なお、表示能力に定評あるモニターメーカーである ”EIZO” では、おおよそ200~300時間 (1日10時間使用したとして約3週間~1か月) 毎にキャリブレーションを行うことが推奨されています。

実際には、キャリブレーションまで行ってモニター調整をされている方は、恐らく写真趣味の皆さんの中でも少数派になると思うのですが、モニターの ”色味” と ”明るさ” を調整することは、写真作品の仕上がりにこだわる上で必要最低条件とも言えますので、現在お使いのモニターでも常に意識されて、調整されることをおすすめします。

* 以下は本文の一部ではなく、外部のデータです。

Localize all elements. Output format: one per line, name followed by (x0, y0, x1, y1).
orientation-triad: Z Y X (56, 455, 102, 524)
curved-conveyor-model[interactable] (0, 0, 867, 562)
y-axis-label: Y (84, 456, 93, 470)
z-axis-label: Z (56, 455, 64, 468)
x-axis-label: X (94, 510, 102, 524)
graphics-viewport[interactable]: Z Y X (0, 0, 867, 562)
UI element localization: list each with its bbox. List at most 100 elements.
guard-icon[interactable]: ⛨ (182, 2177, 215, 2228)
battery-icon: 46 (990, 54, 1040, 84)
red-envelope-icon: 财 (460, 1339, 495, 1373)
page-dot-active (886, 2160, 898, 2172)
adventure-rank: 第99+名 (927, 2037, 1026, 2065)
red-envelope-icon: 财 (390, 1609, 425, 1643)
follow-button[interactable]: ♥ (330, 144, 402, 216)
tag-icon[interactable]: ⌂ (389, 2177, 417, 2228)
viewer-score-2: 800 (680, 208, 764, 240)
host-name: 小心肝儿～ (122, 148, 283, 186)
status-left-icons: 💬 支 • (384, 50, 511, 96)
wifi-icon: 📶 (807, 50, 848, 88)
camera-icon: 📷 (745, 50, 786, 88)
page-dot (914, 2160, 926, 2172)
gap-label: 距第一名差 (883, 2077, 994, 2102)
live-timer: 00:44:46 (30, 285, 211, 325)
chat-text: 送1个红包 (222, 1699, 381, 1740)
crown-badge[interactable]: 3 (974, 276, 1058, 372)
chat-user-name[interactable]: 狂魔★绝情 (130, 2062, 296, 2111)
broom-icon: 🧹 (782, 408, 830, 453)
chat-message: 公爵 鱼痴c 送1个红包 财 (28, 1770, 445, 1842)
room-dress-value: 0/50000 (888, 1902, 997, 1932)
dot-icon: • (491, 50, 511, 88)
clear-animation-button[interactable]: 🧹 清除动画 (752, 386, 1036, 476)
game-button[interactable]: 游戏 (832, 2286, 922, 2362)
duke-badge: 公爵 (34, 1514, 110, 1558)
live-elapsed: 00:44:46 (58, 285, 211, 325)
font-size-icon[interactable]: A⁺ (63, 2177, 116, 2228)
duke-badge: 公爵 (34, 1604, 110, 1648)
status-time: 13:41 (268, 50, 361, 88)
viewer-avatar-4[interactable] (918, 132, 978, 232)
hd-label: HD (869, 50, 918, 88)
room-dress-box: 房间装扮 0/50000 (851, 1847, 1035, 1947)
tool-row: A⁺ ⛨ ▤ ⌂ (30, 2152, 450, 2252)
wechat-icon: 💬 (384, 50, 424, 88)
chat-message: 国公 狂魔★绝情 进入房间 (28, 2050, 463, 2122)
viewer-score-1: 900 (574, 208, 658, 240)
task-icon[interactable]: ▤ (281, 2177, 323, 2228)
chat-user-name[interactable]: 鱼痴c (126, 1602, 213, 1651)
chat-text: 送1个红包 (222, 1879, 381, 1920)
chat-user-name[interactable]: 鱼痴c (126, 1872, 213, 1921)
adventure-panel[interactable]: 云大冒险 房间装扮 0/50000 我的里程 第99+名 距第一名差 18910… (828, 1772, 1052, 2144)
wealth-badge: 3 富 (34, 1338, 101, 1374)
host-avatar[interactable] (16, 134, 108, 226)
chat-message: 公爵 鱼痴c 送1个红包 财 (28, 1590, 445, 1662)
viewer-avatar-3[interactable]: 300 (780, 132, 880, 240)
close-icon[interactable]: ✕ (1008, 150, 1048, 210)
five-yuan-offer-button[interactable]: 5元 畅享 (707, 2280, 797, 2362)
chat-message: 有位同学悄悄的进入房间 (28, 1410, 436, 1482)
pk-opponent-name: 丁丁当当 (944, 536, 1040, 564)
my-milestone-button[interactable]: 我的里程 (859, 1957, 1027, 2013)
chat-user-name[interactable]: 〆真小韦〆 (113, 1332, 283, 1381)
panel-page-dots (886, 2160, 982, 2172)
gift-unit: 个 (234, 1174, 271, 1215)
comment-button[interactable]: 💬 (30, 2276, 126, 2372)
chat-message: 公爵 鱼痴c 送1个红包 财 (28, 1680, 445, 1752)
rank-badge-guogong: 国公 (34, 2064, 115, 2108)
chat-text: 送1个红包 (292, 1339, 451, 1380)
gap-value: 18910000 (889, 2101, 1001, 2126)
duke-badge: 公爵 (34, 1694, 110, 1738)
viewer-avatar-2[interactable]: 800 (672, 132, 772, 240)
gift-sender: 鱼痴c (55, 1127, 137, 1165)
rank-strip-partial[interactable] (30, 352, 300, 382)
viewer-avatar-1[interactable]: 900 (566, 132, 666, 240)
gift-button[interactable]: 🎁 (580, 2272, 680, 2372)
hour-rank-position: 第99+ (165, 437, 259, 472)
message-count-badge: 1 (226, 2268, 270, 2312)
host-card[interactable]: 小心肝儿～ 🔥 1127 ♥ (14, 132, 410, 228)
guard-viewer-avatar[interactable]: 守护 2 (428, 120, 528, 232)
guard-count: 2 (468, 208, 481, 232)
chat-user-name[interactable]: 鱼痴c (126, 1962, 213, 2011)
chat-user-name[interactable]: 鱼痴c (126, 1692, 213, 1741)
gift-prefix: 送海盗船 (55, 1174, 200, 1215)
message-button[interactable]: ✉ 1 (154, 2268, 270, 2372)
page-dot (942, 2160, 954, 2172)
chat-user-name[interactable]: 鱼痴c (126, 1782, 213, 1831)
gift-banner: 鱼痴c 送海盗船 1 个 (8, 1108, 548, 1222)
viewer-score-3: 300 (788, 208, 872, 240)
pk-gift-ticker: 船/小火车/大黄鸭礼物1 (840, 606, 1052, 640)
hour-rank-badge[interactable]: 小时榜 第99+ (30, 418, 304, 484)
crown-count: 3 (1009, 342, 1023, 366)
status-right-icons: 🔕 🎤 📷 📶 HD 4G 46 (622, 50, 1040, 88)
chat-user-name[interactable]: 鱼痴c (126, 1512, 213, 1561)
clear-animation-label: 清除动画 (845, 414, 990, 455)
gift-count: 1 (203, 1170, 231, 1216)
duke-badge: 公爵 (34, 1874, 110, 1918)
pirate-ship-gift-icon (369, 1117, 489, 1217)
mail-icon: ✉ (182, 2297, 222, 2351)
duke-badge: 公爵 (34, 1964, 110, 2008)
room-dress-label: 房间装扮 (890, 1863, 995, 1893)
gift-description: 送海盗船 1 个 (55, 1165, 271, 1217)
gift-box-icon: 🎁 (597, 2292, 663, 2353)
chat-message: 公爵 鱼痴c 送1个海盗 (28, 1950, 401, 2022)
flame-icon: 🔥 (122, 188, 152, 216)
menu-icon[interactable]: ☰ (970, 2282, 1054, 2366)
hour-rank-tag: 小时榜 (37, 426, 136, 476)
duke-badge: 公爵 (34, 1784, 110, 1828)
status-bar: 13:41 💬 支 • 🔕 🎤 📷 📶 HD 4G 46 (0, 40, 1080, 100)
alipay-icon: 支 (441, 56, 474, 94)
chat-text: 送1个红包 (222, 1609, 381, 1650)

キャリブレーションセンサー内蔵 : EIZO ColorEdge CG シリーズ @Amazon

モニターを調整しても使用するソフトによって見え方が異なる

実はここからが 『カラーマネジメント』 の本題になるのですが、デジタル写真の場合、モニターをきちんと調整できたとしても、実はそれだけでは、写真を ”本来の色味 (撮影者の意図した色味)” で表現できているとは限らないのです。

例えば、以下の5枚の写真をご覧ください。


これら5枚の写真は、それぞれ以下のプロファイルを埋め込んでいます。

●右の写真:sRGB ICE61966-2.1
●中段左: adobe RGB (1998)
●中段右: apple RGB
●下段左: ProPhoto RGB
●下段右: e-sRGB

※それぞれ画像クリックで少し拡大します
※よろしければダウンロードなさってみてください


マックユーザーの方なら100%、Windows ユーザーの方も現在はほとんどの方が5枚ともほぼ同じ色味で見えていると思うのですが、でも ”Windows で Google クロームを利用されている方” は、下段右の写真だけ色味がかなり薄く見えていると思います。

たぶん言ってる意味がよく分からない方も多いかと思うのですが、Windows で古いブラウザを使っている方の中には、上の5枚が以下のように見える方もおられます。




マックの場合は OS レベルでカラーマネジメントシステム (CMS) が働いているのでどんなソフトを使っても同じように見えるのですが、Windows10 ユーザーの方は、もしよかったら上の5枚をダウンロードして、それぞれの画像を 『ペイント』 か 『フォト』 で開いてみていただくと、それぞれ下に並んだ色味のように見えます。

ちなみに、これらを 『Windows フォトビューアー』 でご覧頂いても、ほぼ同じ色味で見えることになります。

つまり、同じ Windows で同じモニターを使用していても、『Internet Explorer 10』 や 『Windows フォトビューアー』 ではほとんど同じ色味で表示されるのに、『ペイント』 や 『フォト』 で見ると異なる色味で表示されてしまうことになります。

では、なぜこんな現象が起こるのかと言いますと、画像を開くソフトによって、”カラーマネジメントシステム” が働いているか、働いていないか、が異なり、それによって、それぞれの画像に埋め込まれた
ICC プロファイル
がきちんと読み込まれるか、読み込まれないか、が変わってくるからです。